Les négociations visant à mettre fin à la dérogation, dite "opt-out", dont bénéficie la Grande-Bretagne sur la durée du temps de travail au sein de l'Union européenne se sont soldées par un échec mardi à Bruxelles.
Les Français et les Britanniques, opposés sur cette question, ne sont pas parvenus à surmonter leurs profondes divergences. La ministre du Travail de Finlande, Tarja Filatov, a annoncé que la France, l'Espagne, l'Italie, la Grèce et Chypre étaient restés fermes sur leurs demandes d'obtenir la suppression à terme de l"'opt-out", en fixant une date précise.
"Je ne vois aucun sens à poursuivre" les négociations, a-t-elle expliqué à ses homologues européens, après le rejet par ces cinq pays d'un compromis final, qui n'incluait pas de date-butoir pour que la Grande-Bretagne mette fin à l"'opt-out".
Le blocage risque de durer longtemps. Le secrétaire d'Etat allemand au ministère fédéral du travail, Gerd Andres, a en effet annoncé que son pays, qui prendra le relais de la Finlande en janvier prochain, ne remettrait pas ce dossier sur la table. Il faudra donc attendre au mieux le second semestre de 2007.
Le commissaire européen aux Affaires sociales, Vladimir Spidla, a de son côté averti les Etats membres qu'il lancerait rapidement des poursuites contre les 23 Etats membres qui n'appliquent pas correctement le directive sur le temps de travail.
A part l'Italie et le Luxembourg, les Etats membres sont en effet sous la menace d'un arrêt de la Cour de justice de l'Union européenne qui a déclaré que le temps de garde "inactif" des médecins, pompiers et autres agents de sécurité devait être considéré comme du temps de travail à compenser.
Faute d'accord, la directive sur le temps de travail n'est pas modifiée pour contourner cet obstacle juridique et certains pays seront incapables de financer le fonctionnement de leurs hôpitaux ou de leurs services de police, a estimé Spidla.
"Il aurait été impossible d'organiser la Coupe du Monde en Allemagne en respectant la directive sur la durée du temps de travail", s'est exclamé le ministre allemand.

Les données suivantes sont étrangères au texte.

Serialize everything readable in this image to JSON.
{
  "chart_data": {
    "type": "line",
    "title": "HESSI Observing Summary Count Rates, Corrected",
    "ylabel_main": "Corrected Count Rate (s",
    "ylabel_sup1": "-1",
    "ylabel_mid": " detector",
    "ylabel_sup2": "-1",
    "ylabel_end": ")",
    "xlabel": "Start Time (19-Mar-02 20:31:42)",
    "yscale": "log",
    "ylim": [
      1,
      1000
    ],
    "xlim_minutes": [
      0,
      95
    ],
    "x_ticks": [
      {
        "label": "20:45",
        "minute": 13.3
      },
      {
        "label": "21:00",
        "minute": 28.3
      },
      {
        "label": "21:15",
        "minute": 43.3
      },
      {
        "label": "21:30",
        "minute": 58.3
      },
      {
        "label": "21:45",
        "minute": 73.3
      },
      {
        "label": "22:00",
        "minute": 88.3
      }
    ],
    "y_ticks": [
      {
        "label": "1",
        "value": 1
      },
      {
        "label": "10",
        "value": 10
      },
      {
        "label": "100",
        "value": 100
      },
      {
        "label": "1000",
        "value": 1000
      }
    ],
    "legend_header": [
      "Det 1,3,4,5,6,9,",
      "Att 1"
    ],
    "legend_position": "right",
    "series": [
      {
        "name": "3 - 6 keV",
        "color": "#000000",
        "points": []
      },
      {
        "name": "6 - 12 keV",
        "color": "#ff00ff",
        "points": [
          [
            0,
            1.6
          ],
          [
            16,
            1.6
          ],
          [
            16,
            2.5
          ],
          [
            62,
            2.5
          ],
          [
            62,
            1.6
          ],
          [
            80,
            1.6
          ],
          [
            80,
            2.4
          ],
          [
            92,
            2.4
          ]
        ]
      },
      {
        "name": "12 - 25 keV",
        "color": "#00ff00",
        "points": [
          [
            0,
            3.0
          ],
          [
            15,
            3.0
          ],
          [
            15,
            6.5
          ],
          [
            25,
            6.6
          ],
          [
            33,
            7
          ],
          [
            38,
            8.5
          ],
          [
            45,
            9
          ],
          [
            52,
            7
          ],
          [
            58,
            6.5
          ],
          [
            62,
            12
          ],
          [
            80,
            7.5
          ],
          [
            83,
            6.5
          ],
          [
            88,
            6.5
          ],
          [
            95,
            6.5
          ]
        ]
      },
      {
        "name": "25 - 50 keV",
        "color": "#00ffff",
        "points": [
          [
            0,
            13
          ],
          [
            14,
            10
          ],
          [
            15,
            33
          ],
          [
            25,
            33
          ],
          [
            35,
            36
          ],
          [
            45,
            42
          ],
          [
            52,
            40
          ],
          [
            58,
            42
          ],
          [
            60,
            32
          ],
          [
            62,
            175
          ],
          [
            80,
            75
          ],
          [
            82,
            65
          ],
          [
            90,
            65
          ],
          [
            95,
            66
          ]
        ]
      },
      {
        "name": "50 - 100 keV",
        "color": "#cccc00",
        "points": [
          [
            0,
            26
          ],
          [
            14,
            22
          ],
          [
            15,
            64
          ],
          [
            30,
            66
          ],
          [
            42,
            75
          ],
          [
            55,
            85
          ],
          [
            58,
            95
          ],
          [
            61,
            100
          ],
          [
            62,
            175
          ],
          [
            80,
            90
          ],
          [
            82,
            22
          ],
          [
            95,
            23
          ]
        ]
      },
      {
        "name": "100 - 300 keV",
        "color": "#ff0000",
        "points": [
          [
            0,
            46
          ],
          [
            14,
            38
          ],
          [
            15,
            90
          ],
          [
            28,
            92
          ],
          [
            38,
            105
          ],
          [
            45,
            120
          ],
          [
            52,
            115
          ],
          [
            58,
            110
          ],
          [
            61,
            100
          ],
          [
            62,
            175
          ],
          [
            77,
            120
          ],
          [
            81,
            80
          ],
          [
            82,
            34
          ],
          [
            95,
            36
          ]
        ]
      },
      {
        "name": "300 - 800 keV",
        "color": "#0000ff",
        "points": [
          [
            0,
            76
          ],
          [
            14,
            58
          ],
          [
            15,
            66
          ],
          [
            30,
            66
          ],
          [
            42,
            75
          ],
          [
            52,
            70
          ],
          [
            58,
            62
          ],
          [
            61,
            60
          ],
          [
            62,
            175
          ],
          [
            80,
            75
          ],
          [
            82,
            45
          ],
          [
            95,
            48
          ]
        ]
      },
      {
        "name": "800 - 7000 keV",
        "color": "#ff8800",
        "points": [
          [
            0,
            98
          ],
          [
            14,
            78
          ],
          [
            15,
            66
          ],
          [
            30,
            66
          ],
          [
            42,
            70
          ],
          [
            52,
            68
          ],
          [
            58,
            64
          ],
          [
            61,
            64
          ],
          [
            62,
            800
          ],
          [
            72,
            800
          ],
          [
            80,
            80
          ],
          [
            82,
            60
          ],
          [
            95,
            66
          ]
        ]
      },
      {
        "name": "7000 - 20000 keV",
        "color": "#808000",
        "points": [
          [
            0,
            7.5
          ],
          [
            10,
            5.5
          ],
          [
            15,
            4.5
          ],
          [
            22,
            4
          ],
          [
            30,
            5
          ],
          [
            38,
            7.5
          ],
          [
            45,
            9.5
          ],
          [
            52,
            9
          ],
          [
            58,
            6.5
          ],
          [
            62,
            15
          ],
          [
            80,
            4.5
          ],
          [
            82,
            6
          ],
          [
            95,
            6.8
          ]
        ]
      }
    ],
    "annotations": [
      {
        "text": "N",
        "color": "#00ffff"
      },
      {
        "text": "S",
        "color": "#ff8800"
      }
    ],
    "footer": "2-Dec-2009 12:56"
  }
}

La Finlande avait mis sur la table une proposition de compromis qui donnait aux Etats membres le choix.
Soit ils gardaient, comme le veut le Royaume-Uni et une série de pays de l'Est, la possibilité de déroger ("opt-out") à la durée maximale hebdomadaire du temps de travail dans les contrats individuels, qui est de 48 heures.
La Finlande prévoyait de réexaminer la dérogation pour y mettre fin sur la base de rapports réalisés avec les partenaires sociaux, mais sans la date-limite voulue par les cinq pays.
Les pays qui auraient choisi de respecter la durée maximale de 48 heures auraient disposé d'une souplesse supplémentaire, puisque le calcul se serait fait en moyenne sur une année.
Le problème du temps de garde inactif aurait été résolu pour ces Etats membres, puisqu'il n'aurait pas été pris en compte, sauf si le contraire était prévu par accord collectif ou loi.
La France, l'Italie, l'Espagne, la Grèce et Chypre ont justifié leur choix en soulignant qu'ils préféraient l'absence d'accord à un mauvais accord pour l'Europe sociale.
Le ministre français délégué à l'Emploi, Gérard Larcher, a estimé qu'il ne s'agissait pas seulement d'une "question technique" mais d'un "élément fondamental de la protection de la santé des travailleurs" dans la concurrence mondiale.
"La France souhaite que cette compétition soit loyale et n'aboutisse pas au moins-disant social", a-t-il expliqué en rappelant que les Français avait dit "non" à la Constitution européenne parce qu'ils la jugeaient trop libérale.
Pour lui, l'opt-out se base sur une "hypothétique liberté" du salarié qui, dans la réalité, n'a guère le choix: il faut donc une date "finale, certaine et inscrite dans le texte" pour organiser dès à présent sa suppression totale.
Pour certains, le gouvernement français a joué la politique du pire en raison de la campagne électorale présidentielle.
"Il était impossible de parvenir à un accord parce que le gouvernement français s'y est ouvertement opposé", a dit, visiblement fâché, Gerd Anderse.
Le Commissaire Spidla a lui aussi dénoncé ce comportement qui permet en effet aux Britanniques de préserver leur opt-out, sans perspective aucune de voir cette dérogation supprimée.
"Cela ne représente pas un progrès social, mais un recul", a-t-il estimé en pronostiquant que des pays plus nombreux feraient usage de l'opt-out pour faire fonctionner leurs services, notamment médicaux, déjà surchargés.